Calibration of a Stochastic Model for Corporate Credit Spreads
Dr Douglas McLean (Moody’s Analytics, Edinburgh)
Wednesday 23rd September, 2015 14:00-15:00 Maths 325
Within an economy, “corporate credit” is the asset class describing the excess return (or spread) one receives in compensation for purchasing a corporate bond over a government bond with all other aspects of the contract otherwise the same. We introduce a model for corporate credit defaults which is described by a system of seven coupled stochastic differential equations. Of interest to us is the inverse problem of parameter calibration. We demonstrate the calibration problem first to market data in the form of historical US credit spreads by means of a regularisation technique.
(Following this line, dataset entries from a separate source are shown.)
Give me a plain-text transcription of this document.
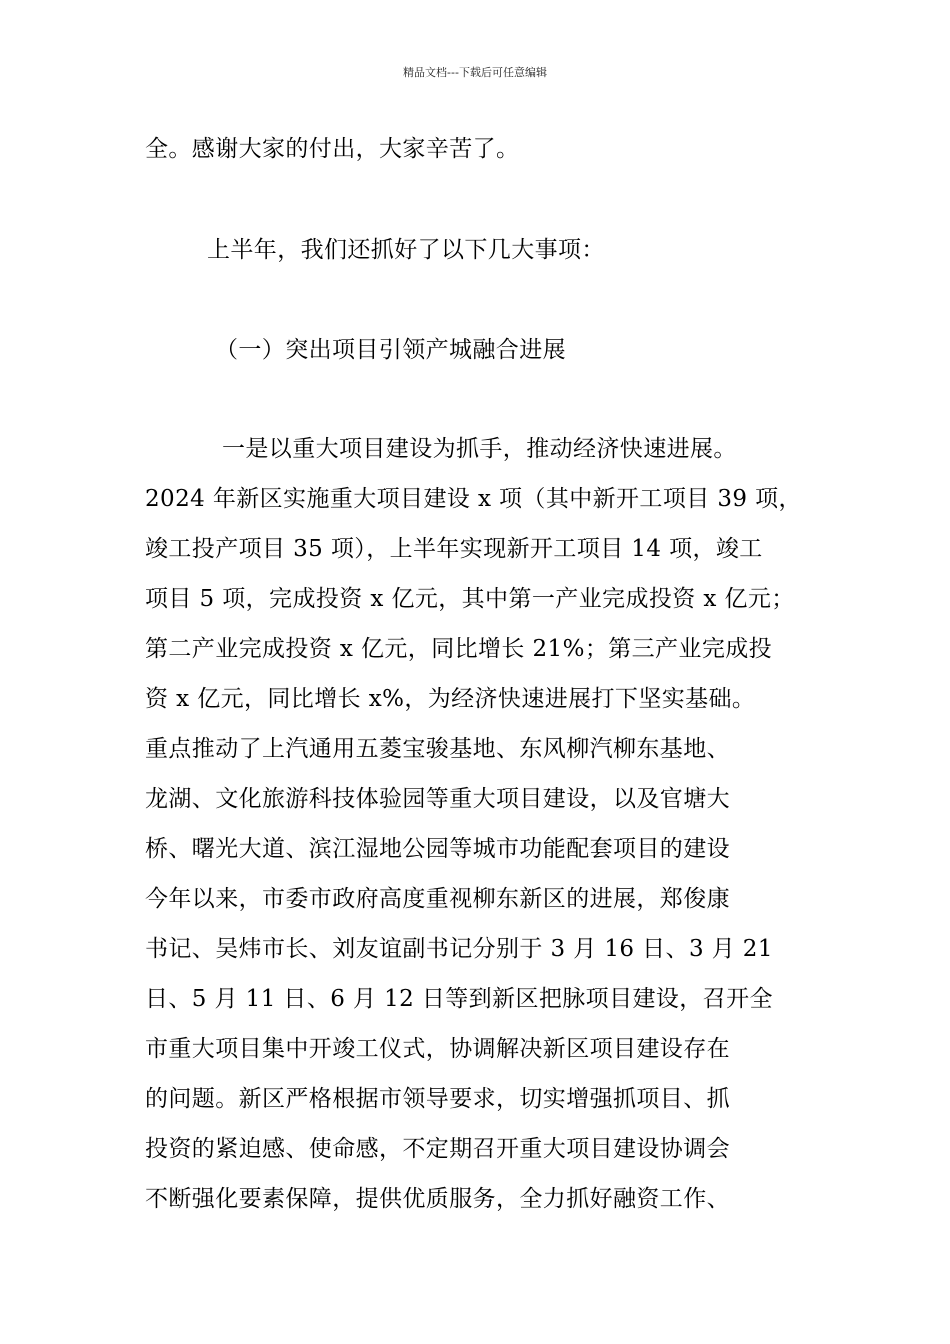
精品文档---下载后可任意编辑
全。感谢大家的付出，大家辛苦了。
上半年，我们还抓好了以下几大事项：
（一）突出项目引领产城融合进展
一是以重大项目建设为抓手，推动经济快速进展。
2024 年新区实施重大项目建设 x 项（其中新开工项目 39 项，
竣工投产项目 35 项），上半年实现新开工项目 14 项，竣工
项目 5 项，完成投资 x 亿元，其中第一产业完成投资 x 亿元；
第二产业完成投资 x 亿元，同比增长 21%；第三产业完成投
资 x 亿元，同比增长 x%，为经济快速进展打下坚实基础。
重点推动了上汽通用五菱宝骏基地、东风柳汽柳东基地、
龙湖、文化旅游科技体验园等重大项目建设，以及官塘大
桥、曙光大道、滨江湿地公园等城市功能配套项目的建设
今年以来，市委市政府高度重视柳东新区的进展，郑俊康
书记、吴炜市长、刘友谊副书记分别于 3 月 16 日、3 月 21
日、5 月 11 日、6 月 12 日等到新区把脉项目建设，召开全
市重大项目集中开竣工仪式，协调解决新区项目建设存在
的问题。新区严格根据市领导要求，切实增强抓项目、抓
投资的紧迫感、使命感，不定期召开重大项目建设协调会
不断强化要素保障，提供优质服务，全力抓好融资工作、
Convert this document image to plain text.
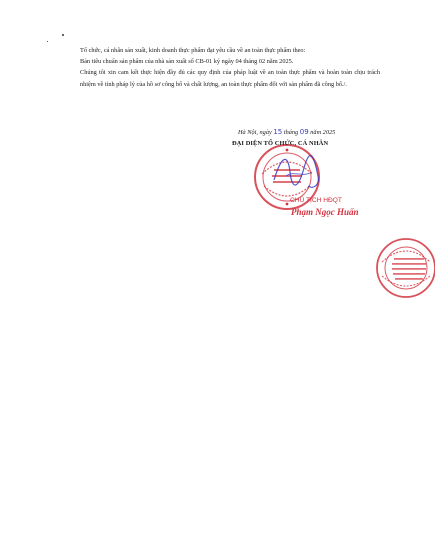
Tổ chức, cá nhân sản xuất, kinh doanh thực phẩm đạt yêu cầu về an toàn thực phẩm theo:

Bản tiêu chuẩn sản phẩm của nhà sản xuất số CB-01 ký ngày 04 tháng 02 năm 2025.

Chúng tôi xin cam kết thực hiện đầy đủ các quy định của pháp luật về an toàn thực phẩm và hoàn toàn chịu trách nhiệm về tính pháp lý của hồ sơ công bố và chất lượng, an toàn thực phẩm đối với sản phẩm đã công bố./.

Hà Nội, ngày 15 tháng 09 năm 2025
ĐẠI DIỆN TỔ CHỨC, CÁ NHÂN
CHỦ TỊCH HĐQT
Phạm Ngọc Huấn
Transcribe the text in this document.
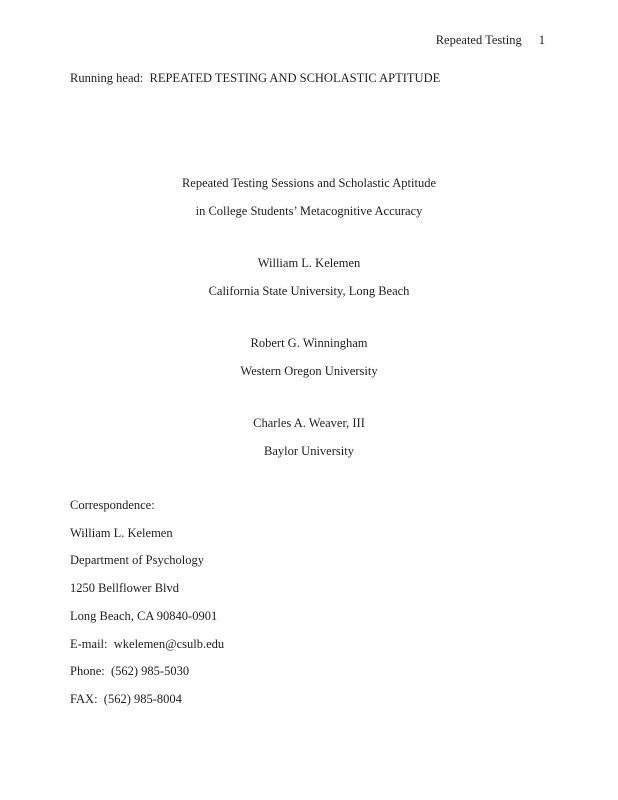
Repeated Testing 1
Running head:  REPEATED TESTING AND SCHOLASTIC APTITUDE
Repeated Testing Sessions and Scholastic Aptitude
in College Students’ Metacognitive Accuracy
William L. Kelemen
California State University, Long Beach
Robert G. Winningham
Western Oregon University
Charles A. Weaver, III
Baylor University
Correspondence:
William L. Kelemen
Department of Psychology
1250 Bellflower Blvd
Long Beach, CA 90840-0901
E-mail:  wkelemen@csulb.edu
Phone:  (562) 985-5030
FAX:  (562) 985-8004
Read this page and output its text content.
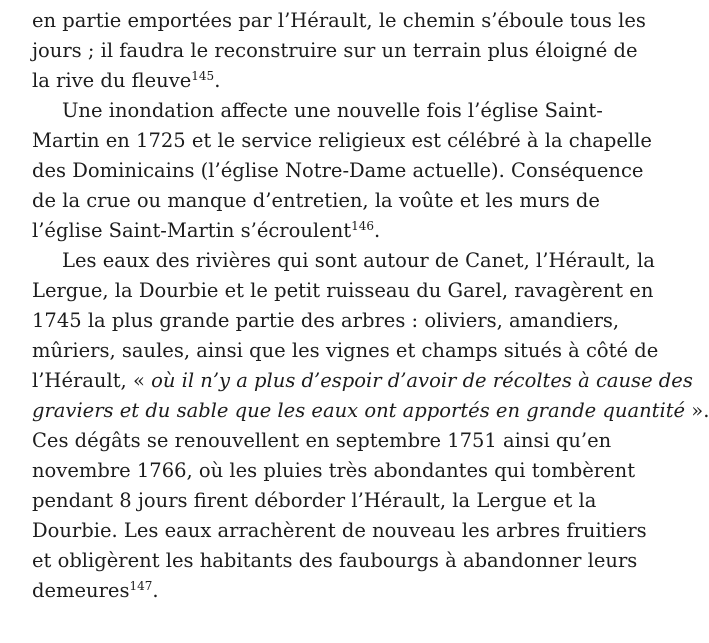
en partie emportées par l’Hérault, le chemin s’éboule tous les
jours ; il faudra le reconstruire sur un terrain plus éloigné de
la rive du fleuve$^{145}$.
Une inondation affecte une nouvelle fois l’église Saint-
Martin en 1725 et le service religieux est célébré à la chapelle
des Dominicains (l’église Notre-Dame actuelle). Conséquence
de la crue ou manque d’entretien, la voûte et les murs de
l’église Saint-Martin s’écroulent$^{146}$.
Les eaux des rivières qui sont autour de Canet, l’Hérault, la
Lergue, la Dourbie et le petit ruisseau du Garel, ravagèrent en
1745 la plus grande partie des arbres : oliviers, amandiers,
mûriers, saules, ainsi que les vignes et champs situés à côté de
l’Hérault, « où il n’y a plus d’espoir d’avoir de récoltes à cause des
graviers et du sable que les eaux ont apportés en grande quantité ».
Ces dégâts se renouvellent en septembre 1751 ainsi qu’en
novembre 1766, où les pluies très abondantes qui tombèrent
pendant 8 jours firent déborder l’Hérault, la Lergue et la
Dourbie. Les eaux arrachèrent de nouveau les arbres fruitiers
et obligèrent les habitants des faubourgs à abandonner leurs
demeures$^{147}$.
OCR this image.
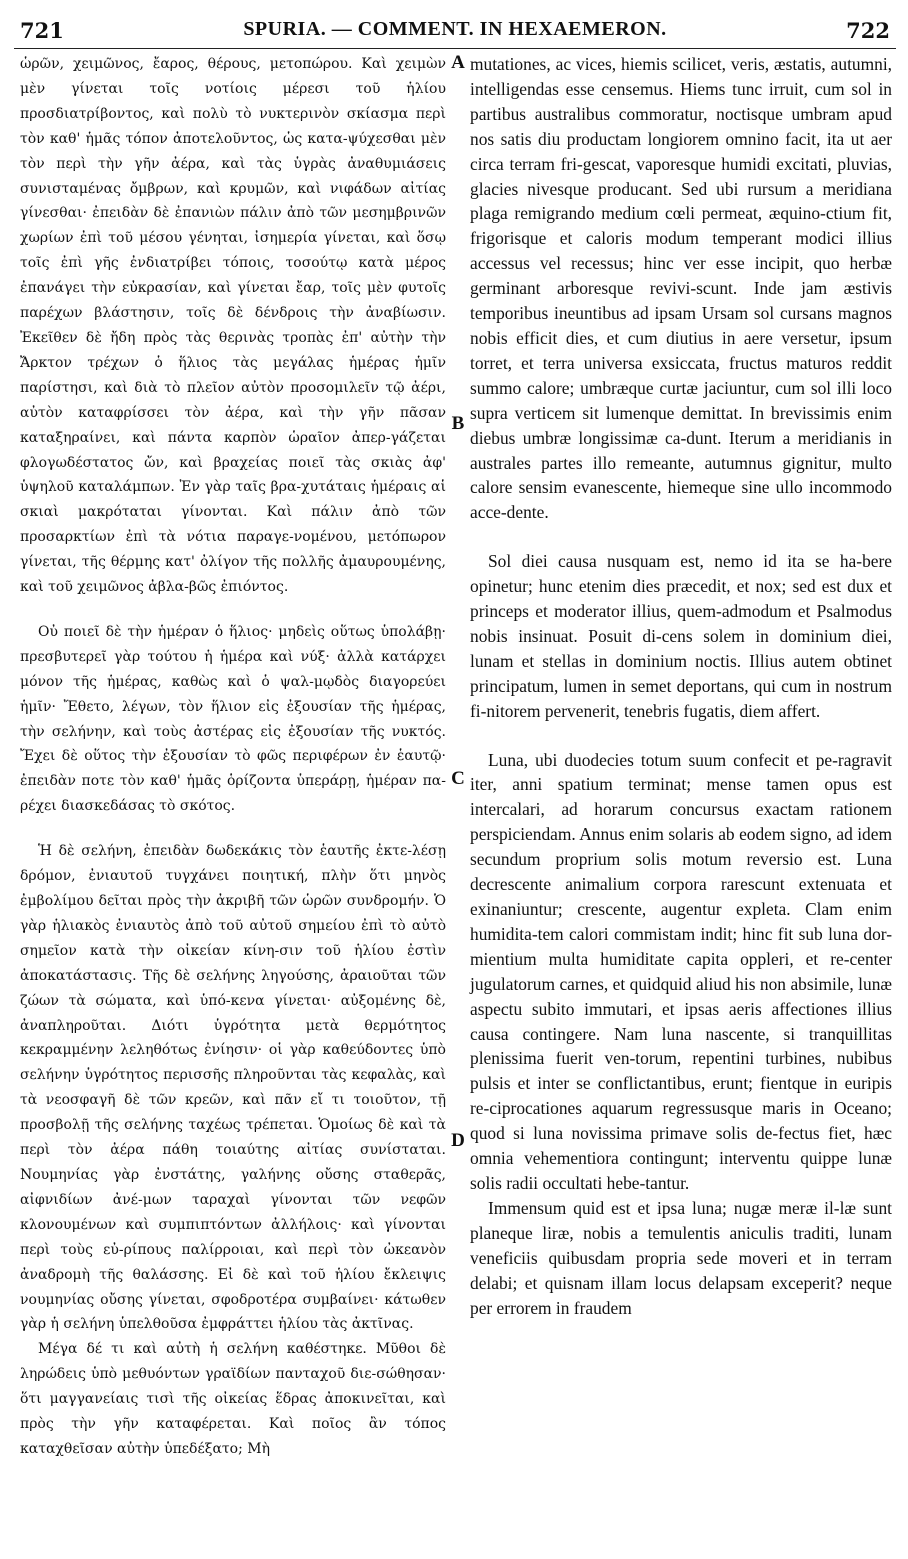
721	SPURIA. — COMMENT. IN HEXAEMERON.	722

ὡρῶν, χειμῶνος, ἔαρος, θέρους, μετοπώρου. Καὶ χειμὼν μὲν γίνεται τοῖς νοτίοις μέρεσι τοῦ ἡλίου προσδιατρίβοντος, καὶ πολὺ τὸ νυκτερινὸν σκίασμα περὶ τὸν καθ' ἡμᾶς τόπον ἀποτελοῦντος, ὡς κατα-ψύχεσθαι μὲν τὸν περὶ τὴν γῆν ἀέρα, καὶ τὰς ὑγρὰς ἀναθυμιάσεις συνισταμένας ὄμβρων, καὶ κρυμῶν, καὶ νιφάδων αἰτίας γίνεσθαι· ἐπειδὰν δὲ ἐπανιὼν πάλιν ἀπὸ τῶν μεσημβρινῶν χωρίων ἐπὶ τοῦ μέσου γένηται, ἰσημερία γίνεται, καὶ ὅσῳ τοῖς ἐπὶ γῆς ἐνδιατρίβει τόποις, τοσούτῳ κατὰ μέρος ἐπανάγει τὴν εὐκρασίαν, καὶ γίνεται ἔαρ, τοῖς μὲν φυτοῖς παρέχων βλάστησιν, τοῖς δὲ δένδροις τὴν ἀναβίωσιν. Ἐκεῖθεν δὲ ἤδη πρὸς τὰς θερινὰς τροπὰς ἐπ' αὐτὴν τὴν Ἄρκτον τρέχων ὁ ἥλιος τὰς μεγάλας ἡμέρας ἡμῖν παρίστησι, καὶ διὰ τὸ πλεῖον αὐτὸν προσομιλεῖν τῷ ἀέρι, αὐτὸν καταφρίσσει τὸν ἀέρα, καὶ τὴν γῆν πᾶσαν καταξηραίνει, καὶ πάντα καρπὸν ὡραῖον ἀπερ-γάζεται φλογωδέστατος ὤν, καὶ βραχείας ποιεῖ τὰς σκιὰς ἀφ' ὑψηλοῦ καταλάμπων. Ἐν γὰρ ταῖς βρα-χυτάταις ἡμέραις αἱ σκιαὶ μακρόταται γίνονται. Καὶ πάλιν ἀπὸ τῶν προσαρκτίων ἐπὶ τὰ νότια παραγε-νομένου, μετόπωρον γίνεται, τῆς θέρμης κατ' ὀλίγον τῆς πολλῆς ἀμαυρουμένης, καὶ τοῦ χειμῶνος ἀβλα-βῶς ἐπιόντος.

Οὐ ποιεῖ δὲ τὴν ἡμέραν ὁ ἥλιος· μηδεὶς οὕτως ὑπολάβῃ· πρεσβυτερεῖ γὰρ τούτου ἡ ἡμέρα καὶ νύξ· ἀλλὰ κατάρχει μόνον τῆς ἡμέρας, καθὼς καὶ ὁ ψαλ-μῳδὸς διαγορεύει ἡμῖν· Ἔθετο, λέγων, τὸν ἥλιον εἰς ἐξουσίαν τῆς ἡμέρας, τὴν σελήνην, καὶ τοὺς ἀστέρας εἰς ἐξουσίαν τῆς νυκτός. Ἔχει δὲ οὕτος τὴν ἐξουσίαν τὸ φῶς περιφέρων ἐν ἑαυτῷ· ἐπειδὰν ποτε τὸν καθ' ἡμᾶς ὁρίζοντα ὑπεράρῃ, ἡμέραν πα-ρέχει διασκεδάσας τὸ σκότος.

Ἡ δὲ σελήνη, ἐπειδὰν δωδεκάκις τὸν ἑαυτῆς ἐκτε-λέσῃ δρόμον, ἐνιαυτοῦ τυγχάνει ποιητική, πλὴν ὅτι μηνὸς ἐμβολίμου δεῖται πρὸς τὴν ἀκριβῆ τῶν ὡρῶν συνδρομήν. Ὁ γὰρ ἡλιακὸς ἐνιαυτὸς ἀπὸ τοῦ αὐτοῦ σημείου ἐπὶ τὸ αὐτὸ σημεῖον κατὰ τὴν οἰκείαν κίνη-σιν τοῦ ἡλίου ἐστὶν ἀποκατάστασις. Τῆς δὲ σελήνης ληγούσης, ἀραιοῦται τῶν ζώων τὰ σώματα, καὶ ὑπό-κενα γίνεται· αὐξομένης δὲ, ἀναπληροῦται. Διότι ὑγρότητα μετὰ θερμότητος κεκραμμένην λεληθότως ἐνίησιν· οἱ γὰρ καθεύδοντες ὑπὸ σελήνην ὑγρότητος περισσῆς πληροῦνται τὰς κεφαλὰς, καὶ τὰ νεοσφαγῆ δὲ τῶν κρεῶν, καὶ πᾶν εἴ τι τοιοῦτον, τῇ προσβολῇ τῆς σελήνης ταχέως τρέπεται. Ὁμοίως δὲ καὶ τὰ περὶ τὸν ἀέρα πάθη τοιαύτης αἰτίας συνίσταται. Νουμηνίας γὰρ ἐνστάτης, γαλήνης οὔσης σταθερᾶς, αἰφνιδίων ἀνέ-μων ταραχαὶ γίνονται τῶν νεφῶν κλονουμένων καὶ συμπιπτόντων ἀλλήλοις· καὶ γίνονται περὶ τοὺς εὐ-ρίπους παλίρροιαι, καὶ περὶ τὸν ὠκεανὸν ἀναδρομὴ τῆς θαλάσσης. Εἰ δὲ καὶ τοῦ ἡλίου ἔκλειψις νουμηνίας οὔσης γίνεται, σφοδροτέρα συμβαίνει· κάτωθεν γὰρ ἡ σελήνη ὑπελθοῦσα ἐμφράττει ἡλίου τὰς ἀκτῖνας.

Μέγα δέ τι καὶ αὐτὴ ἡ σελήνη καθέστηκε. Μῦθοι δὲ ληρώδεις ὑπὸ μεθυόντων γραϊδίων πανταχοῦ διε-σώθησαν· ὅτι μαγγανείαις τισὶ τῆς οἰκείας ἕδρας ἀποκινεῖται, καὶ πρὸς τὴν γῆν καταφέρεται. Καὶ ποῖος ἂν τόπος καταχθεῖσαν αὐτὴν ὑπεδέξατο; Μὴ

A
B
C
D

mutationes, ac vices, hiemis scilicet, veris, æstatis, autumni, intelligendas esse censemus. Hiems tunc irruit, cum sol in partibus australibus commoratur, noctisque umbram apud nos satis diu productam longiorem omnino facit, ita ut aer circa terram fri-gescat, vaporesque humidi excitati, pluvias, glacies nivesque producant. Sed ubi rursum a meridiana plaga remigrando medium cœli permeat, æquino-ctium fit, frigorisque et caloris modum temperant modici illius accessus vel recessus; hinc ver esse incipit, quo herbæ germinant arboresque revivi-scunt. Inde jam æstivis temporibus ineuntibus ad ipsam Ursam sol cursans magnos nobis efficit dies, et cum diutius in aere versetur, ipsum torret, et terra universa exsiccata, fructus maturos reddit summo calore; umbræque curtæ jaciuntur, cum sol illi loco supra verticem sit lumenque demittat. In brevissimis enim diebus umbræ longissimæ ca-dunt. Iterum a meridianis in australes partes illo remeante, autumnus gignitur, multo calore sensim evanescente, hiemeque sine ullo incommodo acce-dente.

Sol diei causa nusquam est, nemo id ita se ha-bere opinetur; hunc etenim dies præcedit, et nox; sed est dux et princeps et moderator illius, quem-admodum et Psalmodus nobis insinuat. Posuit di-cens solem in dominium diei, lunam et stellas in dominium noctis. Illius autem obtinet principatum, lumen in semet deportans, qui cum in nostrum fi-nitorem pervenerit, tenebris fugatis, diem affert.

Luna, ubi duodecies totum suum confecit et pe-ragravit iter, anni spatium terminat; mense tamen opus est intercalari, ad horarum concursus exactam rationem perspiciendam. Annus enim solaris ab eodem signo, ad idem secundum proprium solis motum reversio est. Luna decrescente animalium corpora rarescunt extenuata et exinaniuntur; crescente, augentur expleta. Clam enim humidita-tem calori commistam indit; hinc fit sub luna dor-mientium multa humiditate capita oppleri, et re-center jugulatorum carnes, et quidquid aliud his non absimile, lunæ aspectu subito immutari, et ipsas aeris affectiones illius causa contingere. Nam luna nascente, si tranquillitas plenissima fuerit ven-torum, repentini turbines, nubibus pulsis et inter se conflictantibus, erunt; fientque in euripis re-ciprocationes aquarum regressusque maris in Oceano; quod si luna novissima primave solis de-fectus fiet, hæc omnia vehementiora contingunt; interventu quippe lunæ solis radii occultati hebe-tantur.

Immensum quid est et ipsa luna; nugæ meræ il-læ sunt planeque liræ, nobis a temulentis aniculis traditi, lunam veneficiis quibusdam propria sede moveri et in terram delabi; et quisnam illam locus delapsam exceperit? neque per errorem in fraudem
Secondly, we consider calibration to unconditional “stylised” targets specified in terms of spread moments. Calibration to in-house targets is our preferred technique but necessitates the calculation of modelled moments which is a non-trivial problem. We extend the COS method of Fang & Oosterlee (2008, SIAM Journal on Scientific Computing 31 (2), 826-848) to reduce the intractable problem of evaluating seven and higher dimensional integrals to tractable one- and two-dimensional integrals thus avoiding the necessity for computationally intensive Monte-Carlo simulations. Time permitting, we will discuss the calibration method to our stylised targets.